Local Medical Marijuana Dispensaries

Richard Wershe Jr. enters the cannabis industry with plans to promote social justice with his new business.

Wershe, a former FBI and Detroit Police Department informant known as “White Boy Rick,” famously spent more than three decades behind bars on a nonviolent drug offense after being convicted in Wayne County Circuit Court in 1988. Wershe, 52, reportedly serving the longest sentence he began as a teenager for a non-violent drug offense. After 32 years and seven months, he was released from prison last year.

Rick Wershe smells like marijuana in the Pleasantrees flower room in Harrison Township on Wednesday September 1, 2021.  Wershe works with the company and introduces its own product brand.

Wershe is now partnering with cannabis company Pleasantrees to launch its own brand of product called “The 8th,” a reference to the 8th Amendment to the US Constitution, which prohibits cruel and unusual punishments on defendants.

Wershe’s cannabis brand, which includes cannabis plants, t-shirts, concentrates, and other products, is expected to launch this fall. The black t-shirts will feature two broken handcuffs and the words “White Boy Rick” on the front.

This is because Eminem Wershe is slated to portray 50 Cent in an upcoming Starz television series by rapper. Wershe’s life has also been the focus of books, films, and a Hollywood film starring Matthew McConaughey.
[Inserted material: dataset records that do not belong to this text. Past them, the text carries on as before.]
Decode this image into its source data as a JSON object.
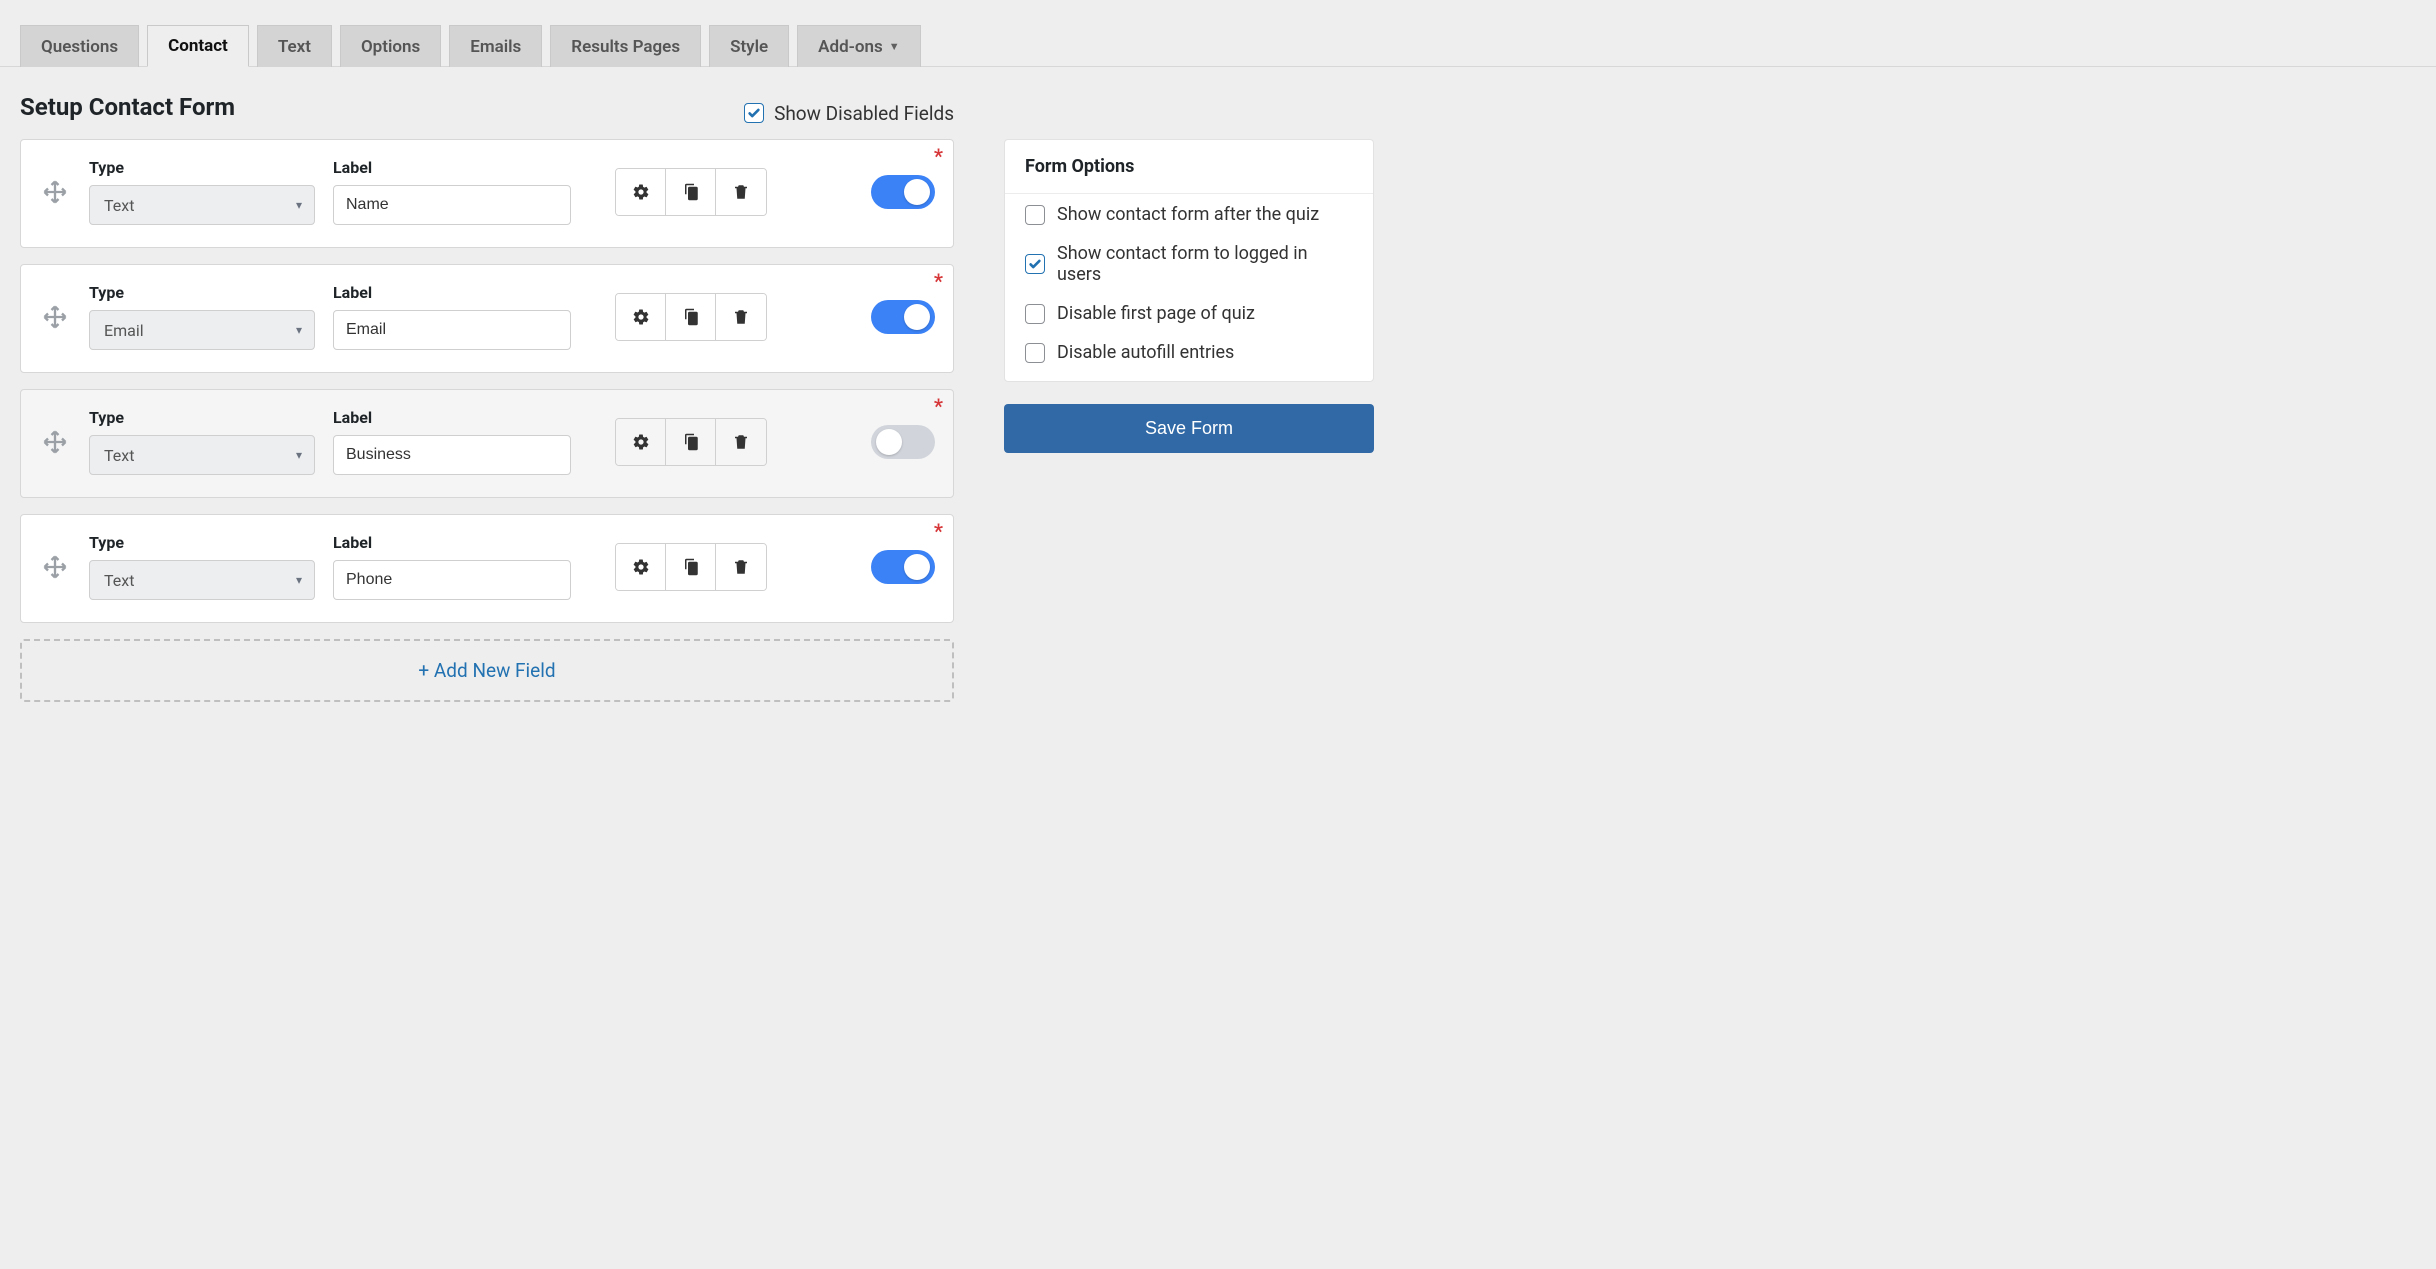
{
  "tabs": [
    {
      "label": "Questions"
    },
    {
      "label": "Contact"
    },
    {
      "label": "Text"
    },
    {
      "label": "Options"
    },
    {
      "label": "Emails"
    },
    {
      "label": "Results Pages"
    },
    {
      "label": "Style"
    },
    {
      "label": "Add-ons"
    }
  ],
  "active_tab_index": 1,
  "heading": "Setup Contact Form",
  "show_disabled_label": "Show Disabled Fields",
  "show_disabled_checked": true,
  "columns": {
    "type": "Type",
    "label": "Label"
  },
  "fields": [
    {
      "type": "Text",
      "label": "Name",
      "enabled": true,
      "required": true
    },
    {
      "type": "Email",
      "label": "Email",
      "enabled": true,
      "required": true
    },
    {
      "type": "Text",
      "label": "Business",
      "enabled": false,
      "required": true
    },
    {
      "type": "Text",
      "label": "Phone",
      "enabled": true,
      "required": true
    }
  ],
  "add_field_label": "+ Add New Field",
  "sidebar": {
    "title": "Form Options",
    "options": [
      {
        "label": "Show contact form after the quiz",
        "checked": false
      },
      {
        "label": "Show contact form to logged in users",
        "checked": true
      },
      {
        "label": "Disable first page of quiz",
        "checked": false
      },
      {
        "label": "Disable autofill entries",
        "checked": false
      }
    ],
    "save_label": "Save Form"
  }
}
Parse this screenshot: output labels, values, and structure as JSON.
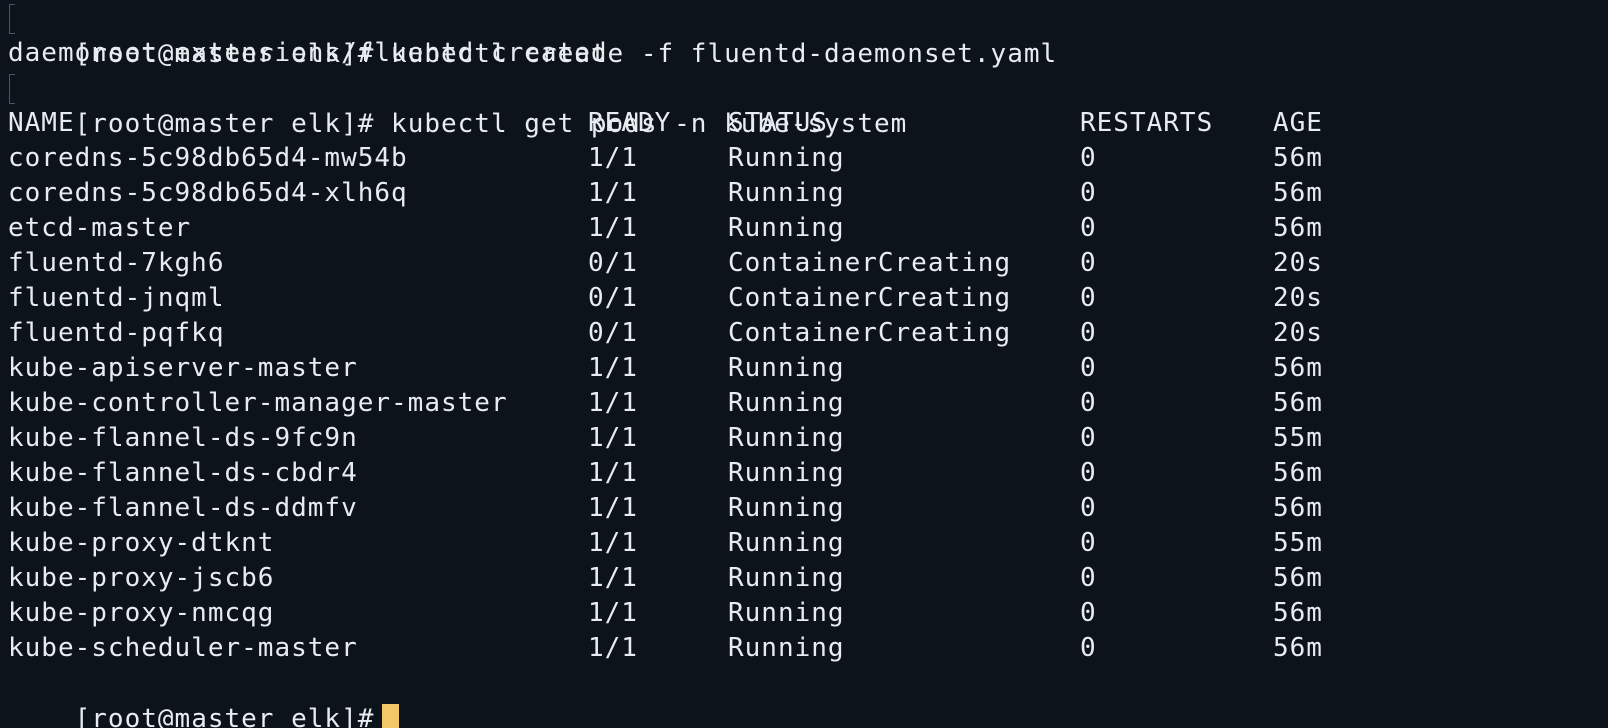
{
  "terminal": {
    "cmd1": "[root@master elk]# kubectl create -f fluentd-daemonset.yaml",
    "output1": "daemonset.extensions/fluentd created",
    "cmd2": "[root@master elk]# kubectl get pods -n kube-system",
    "headers": {
      "name": "NAME",
      "ready": "READY",
      "status": "STATUS",
      "restarts": "RESTARTS",
      "age": "AGE"
    },
    "rows": [
      {
        "name": "coredns-5c98db65d4-mw54b",
        "ready": "1/1",
        "status": "Running",
        "restarts": "0",
        "age": "56m"
      },
      {
        "name": "coredns-5c98db65d4-xlh6q",
        "ready": "1/1",
        "status": "Running",
        "restarts": "0",
        "age": "56m"
      },
      {
        "name": "etcd-master",
        "ready": "1/1",
        "status": "Running",
        "restarts": "0",
        "age": "56m"
      },
      {
        "name": "fluentd-7kgh6",
        "ready": "0/1",
        "status": "ContainerCreating",
        "restarts": "0",
        "age": "20s"
      },
      {
        "name": "fluentd-jnqml",
        "ready": "0/1",
        "status": "ContainerCreating",
        "restarts": "0",
        "age": "20s"
      },
      {
        "name": "fluentd-pqfkq",
        "ready": "0/1",
        "status": "ContainerCreating",
        "restarts": "0",
        "age": "20s"
      },
      {
        "name": "kube-apiserver-master",
        "ready": "1/1",
        "status": "Running",
        "restarts": "0",
        "age": "56m"
      },
      {
        "name": "kube-controller-manager-master",
        "ready": "1/1",
        "status": "Running",
        "restarts": "0",
        "age": "56m"
      },
      {
        "name": "kube-flannel-ds-9fc9n",
        "ready": "1/1",
        "status": "Running",
        "restarts": "0",
        "age": "55m"
      },
      {
        "name": "kube-flannel-ds-cbdr4",
        "ready": "1/1",
        "status": "Running",
        "restarts": "0",
        "age": "56m"
      },
      {
        "name": "kube-flannel-ds-ddmfv",
        "ready": "1/1",
        "status": "Running",
        "restarts": "0",
        "age": "56m"
      },
      {
        "name": "kube-proxy-dtknt",
        "ready": "1/1",
        "status": "Running",
        "restarts": "0",
        "age": "55m"
      },
      {
        "name": "kube-proxy-jscb6",
        "ready": "1/1",
        "status": "Running",
        "restarts": "0",
        "age": "56m"
      },
      {
        "name": "kube-proxy-nmcqg",
        "ready": "1/1",
        "status": "Running",
        "restarts": "0",
        "age": "56m"
      },
      {
        "name": "kube-scheduler-master",
        "ready": "1/1",
        "status": "Running",
        "restarts": "0",
        "age": "56m"
      }
    ],
    "prompt": "[root@master elk]#"
  },
  "colors": {
    "background": "#0d131b",
    "text": "#e8ecf0",
    "cursor": "#f3c766"
  }
}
From left, Evan Williams, Jerome Crawford, Director of Legal Operations and Social Equity for cannabis company Pleasantrees, and Rick Wershe in the drying room of the company's Harrison Township facility on Wednesday, September 1, 2021.

Wershe says he hopes to raise awareness of the harshness of the penalties for nonviolent drug offenses and to use a significant portion of his proceeds to help people wrongly convicted and imprisoned for nonviolent drug offenses.

“It’s about being overpunished,” said Wershe. “How is it that a non-violent offender is punished more severely than a violent offender?

He said he chose to partner with Pleasantrees because he liked the company’s social justice and social justice program. The company provides jobs to those recently released from prison for wrongly convictions or excessive sentences.

Rick Wershe aka

“Mr Wershe was recently released from prison after serving over 32 years for non-violent drug offenses allegedly committed as a minor – a prime example of the inappropriately harsh sentences imposed on victims of the decades-long war on drugs, which was started by the Nixon administration and escalated further in the Reagan era, “Pleasantrees representatives said in a statement accompanying the announcement of the partnership.